Financiële en andere toezeggingen De tijdelijke nevenvestiging maakt gebruik van de gebouwen van voormalig Ibn Ghaldoun, die de gemeente beschikbaar stelt. Personeel wordt onder verantwoordelijkheid van Fokor ingezet. De gemeente Rotterdam stelt behalve de gebouwen ook een bedrag per leerling beschikbaar voor de kosten van extra leertijd, gericht op hogere onderwijsresultaten. Vanuit het ministerie van OCW ontvangt de school vanwege de uitzonderlijke situatie per leerling eenmalig ook aanvullende bekostiging. Deze is bedoeld voor extra ondersteuning en lesuren om onderwijsachterstanden weg te werken. Dit bedrag komt bovenop de reguliere bekostiging. Het ministerie gaat akkoord met afsplitsing van Melanchthon per 1 augustus 2014. En niet onbelangrijk: zowel de Onderwijsinspectie als de gemeente heeft toegezegd dat de resultaten van de leerlingen niet meewegen in de verantwoording c.q. beoordeling. Afgesproken is dat voor 1 mei 2014 een evaluatie plaatsvindt met het oog op het nieuwe schooljaar en de zelfstandige toekomst van de school. Voor 1 november is een herziening van het RPO bij het ministerie ingediend, waarbij de aanvraag voor de nieuwe school per 1 augustus 2014 is ingediend. Alle Rotterdamse VO schoolbesturen hebben hier hun handtekening onder gezet. Omdat, zeker in het begin, het niet zeker is dat de gekozen weg van oprichting van een nieuwe school slaagt, is door Fokor een inventarisatie gedaan naar beschikbare plaatsen bij de Rotterdamse scholen voor het geval de leerlingen toch uitgeplaatst zouden moeten worden. 2
Regelmatig is in de Fokor-vergaderingen verslag gedaan over de ontwikkelingen. Herhaaldelijk is om steun gevraagd van andere schoolbesturen (en deze is ook toegezegd), bijvoorbeeld voor tijdelijke inzet van hun personeel. Uiteindelijk is hiervan geen gebruik gemaakt.

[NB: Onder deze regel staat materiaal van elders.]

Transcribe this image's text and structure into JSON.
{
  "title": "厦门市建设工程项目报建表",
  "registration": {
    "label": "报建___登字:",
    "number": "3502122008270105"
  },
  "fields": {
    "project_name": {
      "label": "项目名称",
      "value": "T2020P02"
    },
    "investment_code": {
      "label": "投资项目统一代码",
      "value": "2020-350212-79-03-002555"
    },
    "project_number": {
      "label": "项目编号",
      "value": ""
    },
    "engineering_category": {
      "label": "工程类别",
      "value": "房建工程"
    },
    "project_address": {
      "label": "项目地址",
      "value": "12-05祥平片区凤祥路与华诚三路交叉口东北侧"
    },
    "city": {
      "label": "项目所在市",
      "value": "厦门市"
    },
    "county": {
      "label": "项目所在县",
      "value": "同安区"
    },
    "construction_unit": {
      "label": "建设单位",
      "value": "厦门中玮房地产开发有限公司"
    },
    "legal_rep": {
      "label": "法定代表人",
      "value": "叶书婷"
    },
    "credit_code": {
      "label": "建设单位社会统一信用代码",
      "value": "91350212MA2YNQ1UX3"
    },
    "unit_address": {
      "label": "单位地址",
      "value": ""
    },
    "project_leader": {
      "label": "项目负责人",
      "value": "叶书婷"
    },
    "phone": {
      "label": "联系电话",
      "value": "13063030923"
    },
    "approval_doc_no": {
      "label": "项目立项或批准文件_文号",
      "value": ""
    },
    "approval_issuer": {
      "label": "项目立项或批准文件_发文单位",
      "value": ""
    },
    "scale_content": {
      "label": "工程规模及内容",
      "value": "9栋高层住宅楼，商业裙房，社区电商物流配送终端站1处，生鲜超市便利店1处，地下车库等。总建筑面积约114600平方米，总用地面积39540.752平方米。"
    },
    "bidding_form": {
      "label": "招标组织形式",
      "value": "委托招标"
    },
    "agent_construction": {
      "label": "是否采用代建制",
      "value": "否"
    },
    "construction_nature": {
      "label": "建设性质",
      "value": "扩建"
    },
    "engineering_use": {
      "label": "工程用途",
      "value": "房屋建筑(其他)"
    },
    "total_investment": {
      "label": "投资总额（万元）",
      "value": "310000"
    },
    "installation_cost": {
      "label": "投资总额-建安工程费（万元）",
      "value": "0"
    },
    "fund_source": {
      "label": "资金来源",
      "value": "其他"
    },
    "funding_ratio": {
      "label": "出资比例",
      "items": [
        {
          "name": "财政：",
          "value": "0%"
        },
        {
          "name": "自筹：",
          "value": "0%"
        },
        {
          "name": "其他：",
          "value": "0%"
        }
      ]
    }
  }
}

Personeel gezocht Het aanstellen van bevoegd, bekwaam en geschikt personeel is een enorme klus geweest. Eerst moest de vraag beantwoord worden op welke manier het personeel te werk gesteld kon worden op De Opperd. Overwogen is om het personeel via een uitzendbureau in te huren. Het belangrijkste nadeel hiervan waren de enorme kosten die dit met zich mee zou brengen. Maar personeel in dienst nemen bij de schoolbesturen zou een bedreiging voor het zittende personeel van deze besturen kunnen vormen. Het juridisch construct waaronder dit zou kunnen zonder financiële risico’s voor de Rotterdamse schoolbesturen bleef lang onduidelijk. Uiteindelijk is op 11 oktober 2013 door de stuurgroep gekozen voor het oprichten van een nieuwe stichting. Deze stichting vervult de werkgeversrol. Over de keuze van de constructie is veel juridisch advies ingewonnen en er is overleg gevoerd met de vakbonden, die met de gekozen oplossing hebben ingestemd door het afsluiten van een ondernemings-cao. Vanwege de risico’s voor de Rotterdamse schoolbesturen (in verband met mogelijk opvolgend werkgeverschap) werd besloten dat Randstad Onderwijs leidend zou zijn bij de selectie van de docenten. Na deze besluiten kon de werving pas echt goed starten. Alle oud personeelsleden van Ibn Ghaldoun zijn in de gelegenheid gesteld om te solliciteren en de meesten hebben dit ook gedaan. Vanwege de herkenbaarheid en continuïteit van het islamitisch georiënteerd onderwijs was het van belang dat een deel van het personeel van voormalig Ibn Ghaldoun aangesteld zou worden (mits bevoegd, bekwaam en geschikt). Een aantal heeft een aanstellingsassessment gedaan als er enige twijfel was. Daarnaast is via Meesterbaan geworven en konden sollicitanten reageren via Fokor. Dit heeft vele honderden reacties opgeleverd. De verwerking hiervan is een grote opgave geweest, evenals de puzzel van het maken van lessentabellen en roosters.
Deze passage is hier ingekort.